# Optuna XGBoost Optimization Analysis

This notebook analyzes the results of the hyperparameter optimization campaign for the California Housing dataset using XGBoost.

In [None]:
import optuna
import mlflow
import pandas as pd
import matplotlib.pyplot as plt
import seaborn as sns
from optuna.visualization.matplotlib import plot_optimization_history, plot_param_importance, plot_parallel_coordinate

import sys
import os
sys.path.append("../src")

# Set output directory path
OUTPUT_DIR = "../outputs"
DB_PATH = f"sqlite:///{OUTPUT_DIR}/optuna_study.db"
MLFLOW_URI = f"file:///{os.path.abspath(OUTPUT_DIR)}/mlruns"

## 1. Load Optimization Study

In [None]:
study = optuna.load_study(
    study_name="xgboost-housing-optimization", 
    storage=DB_PATH
)

print(f"Number of trials: {len(study.trials)}")
print(f"Best trial value (neg MSE): {study.best_value}")
print(f"Best params: {study.best_params}")

## 2. Optimization History
Visualizing the improvement of the objective value over trials.

In [None]:
plot_optimization_history(study)
plt.title("Optimization History")
plt.show()

## 3. Hyperparameter Importance
Which hyperparameters had the most impact on model performance?

In [None]:
plot_param_importance(study)
plt.title("Hyperparameter Importance")
plt.show()

## 4. Parallel Coordinates Plot
Visualizing high-dimensional relationships between hyperparameters and the objective.

In [None]:
plot_parallel_coordinate(study)
plt.title("Parallel Coordinates")
plt.show()

## 5. Baseline Comparison
We compare the best tuned model against a baseline XGBoost model with default parameters.

In [None]:
from xgboost import XGBRegressor
from sklearn.metrics import mean_squared_error, r2_score
from data_loader import load_and_split_data
import numpy as np

X_train, X_test, y_train, y_test = load_and_split_data()

# Baseline Model
baseline = XGBRegressor(random_state=42, objective="reg:squarederror")
baseline.fit(X_train, y_train)
base_preds = baseline.predict(X_test)
base_rmse = np.sqrt(mean_squared_error(y_test, base_preds))

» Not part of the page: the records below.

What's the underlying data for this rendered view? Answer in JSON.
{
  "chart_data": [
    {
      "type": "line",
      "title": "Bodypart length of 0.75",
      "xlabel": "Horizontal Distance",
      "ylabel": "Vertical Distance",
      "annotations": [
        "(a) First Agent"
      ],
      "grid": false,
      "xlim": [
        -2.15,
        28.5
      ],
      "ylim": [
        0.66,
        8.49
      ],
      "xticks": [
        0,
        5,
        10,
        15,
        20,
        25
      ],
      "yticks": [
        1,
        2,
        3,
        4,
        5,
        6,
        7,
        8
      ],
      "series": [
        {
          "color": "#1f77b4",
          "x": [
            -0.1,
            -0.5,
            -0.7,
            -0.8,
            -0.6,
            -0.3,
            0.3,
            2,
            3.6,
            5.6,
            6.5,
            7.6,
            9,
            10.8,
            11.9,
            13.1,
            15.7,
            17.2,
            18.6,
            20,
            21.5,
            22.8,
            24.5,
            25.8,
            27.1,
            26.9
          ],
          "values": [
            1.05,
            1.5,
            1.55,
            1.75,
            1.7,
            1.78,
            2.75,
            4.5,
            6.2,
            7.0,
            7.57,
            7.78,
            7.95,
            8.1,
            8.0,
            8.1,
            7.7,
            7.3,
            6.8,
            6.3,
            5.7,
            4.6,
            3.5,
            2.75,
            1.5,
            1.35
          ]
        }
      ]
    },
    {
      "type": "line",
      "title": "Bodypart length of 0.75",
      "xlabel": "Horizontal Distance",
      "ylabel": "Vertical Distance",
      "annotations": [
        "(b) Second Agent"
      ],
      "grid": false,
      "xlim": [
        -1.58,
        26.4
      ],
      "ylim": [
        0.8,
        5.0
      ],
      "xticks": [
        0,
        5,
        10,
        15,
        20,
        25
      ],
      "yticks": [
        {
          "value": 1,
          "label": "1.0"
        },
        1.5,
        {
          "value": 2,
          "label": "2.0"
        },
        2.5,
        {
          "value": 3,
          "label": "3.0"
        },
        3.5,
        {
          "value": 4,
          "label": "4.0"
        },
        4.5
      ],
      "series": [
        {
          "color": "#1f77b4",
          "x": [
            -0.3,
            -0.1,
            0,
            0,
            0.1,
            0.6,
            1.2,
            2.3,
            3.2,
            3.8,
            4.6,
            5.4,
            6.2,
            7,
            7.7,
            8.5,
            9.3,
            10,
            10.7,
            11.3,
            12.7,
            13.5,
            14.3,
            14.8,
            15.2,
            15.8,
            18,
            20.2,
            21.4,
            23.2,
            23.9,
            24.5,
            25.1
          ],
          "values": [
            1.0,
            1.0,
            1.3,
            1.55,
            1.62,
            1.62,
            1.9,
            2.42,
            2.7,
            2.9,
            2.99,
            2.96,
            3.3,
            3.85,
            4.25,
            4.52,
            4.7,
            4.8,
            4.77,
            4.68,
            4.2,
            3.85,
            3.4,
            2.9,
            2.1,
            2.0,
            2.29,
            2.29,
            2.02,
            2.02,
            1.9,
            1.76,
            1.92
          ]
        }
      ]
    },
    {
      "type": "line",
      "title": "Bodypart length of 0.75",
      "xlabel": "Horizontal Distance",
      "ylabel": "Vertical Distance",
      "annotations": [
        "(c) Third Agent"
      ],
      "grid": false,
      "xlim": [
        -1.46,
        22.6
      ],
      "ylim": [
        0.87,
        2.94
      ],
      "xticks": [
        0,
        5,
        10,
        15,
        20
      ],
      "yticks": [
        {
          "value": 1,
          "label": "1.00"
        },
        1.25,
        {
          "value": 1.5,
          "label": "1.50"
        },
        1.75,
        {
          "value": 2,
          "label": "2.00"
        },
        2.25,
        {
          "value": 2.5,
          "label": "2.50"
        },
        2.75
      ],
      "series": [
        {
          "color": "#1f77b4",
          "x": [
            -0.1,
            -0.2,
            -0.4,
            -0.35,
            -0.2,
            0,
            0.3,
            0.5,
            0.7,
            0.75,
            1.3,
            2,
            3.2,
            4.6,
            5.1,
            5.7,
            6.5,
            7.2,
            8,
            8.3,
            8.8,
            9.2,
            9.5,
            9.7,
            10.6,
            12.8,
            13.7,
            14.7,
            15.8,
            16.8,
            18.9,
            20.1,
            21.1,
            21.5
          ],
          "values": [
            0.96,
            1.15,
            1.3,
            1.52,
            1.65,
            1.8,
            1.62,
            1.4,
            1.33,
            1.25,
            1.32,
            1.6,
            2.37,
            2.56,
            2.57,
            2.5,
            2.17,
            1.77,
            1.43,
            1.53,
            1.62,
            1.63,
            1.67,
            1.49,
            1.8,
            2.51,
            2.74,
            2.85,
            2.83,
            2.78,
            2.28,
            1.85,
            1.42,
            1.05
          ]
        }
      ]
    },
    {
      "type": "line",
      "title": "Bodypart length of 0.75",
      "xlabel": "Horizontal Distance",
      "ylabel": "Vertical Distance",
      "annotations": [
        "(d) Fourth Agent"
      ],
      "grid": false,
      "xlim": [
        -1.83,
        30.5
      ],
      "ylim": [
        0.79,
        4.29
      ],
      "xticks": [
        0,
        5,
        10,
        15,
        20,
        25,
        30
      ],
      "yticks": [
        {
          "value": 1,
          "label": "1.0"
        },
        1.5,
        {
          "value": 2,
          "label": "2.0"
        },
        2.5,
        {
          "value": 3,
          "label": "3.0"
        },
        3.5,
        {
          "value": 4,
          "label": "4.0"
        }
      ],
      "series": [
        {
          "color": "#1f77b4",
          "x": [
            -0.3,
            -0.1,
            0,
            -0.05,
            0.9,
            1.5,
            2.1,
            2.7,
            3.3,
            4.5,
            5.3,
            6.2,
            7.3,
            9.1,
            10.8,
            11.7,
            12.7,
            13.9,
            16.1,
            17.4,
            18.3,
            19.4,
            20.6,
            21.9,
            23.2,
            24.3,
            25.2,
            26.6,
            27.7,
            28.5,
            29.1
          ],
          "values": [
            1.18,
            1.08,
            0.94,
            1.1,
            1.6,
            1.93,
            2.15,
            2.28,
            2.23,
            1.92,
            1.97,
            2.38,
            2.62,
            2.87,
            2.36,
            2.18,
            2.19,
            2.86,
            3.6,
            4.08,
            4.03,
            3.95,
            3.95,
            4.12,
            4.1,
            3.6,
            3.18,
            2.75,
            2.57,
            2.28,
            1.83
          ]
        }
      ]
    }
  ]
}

# Tuned Model (using tracked best params)
tuned = XGBRegressor(**study.best_params, random_state=42, objective="reg:squarederror")
tuned.fit(X_train, y_train)
tuned_preds = tuned.predict(X_test)
tuned_rmse = np.sqrt(mean_squared_error(y_test, tuned_preds))

print(f"Baseline RMSE: {base_rmse:.4f}")
print(f"Tuned RMSE:    {tuned_rmse:.4f}")
print(f"Improvement:   {(base_rmse - tuned_rmse)/base_rmse * 100:.2f}%")

## Insights
- **Optimization History**: Shows how the TPE sampler focused on promising regions after the initial startup trials.
- **Importance**: Typically `learning_rate` and `max_depth` are most critical for XGBoost.
- **Parallel Coordinates**: Helps identify if certain combinations (e.g., high depth + low learning rate) yield the best results.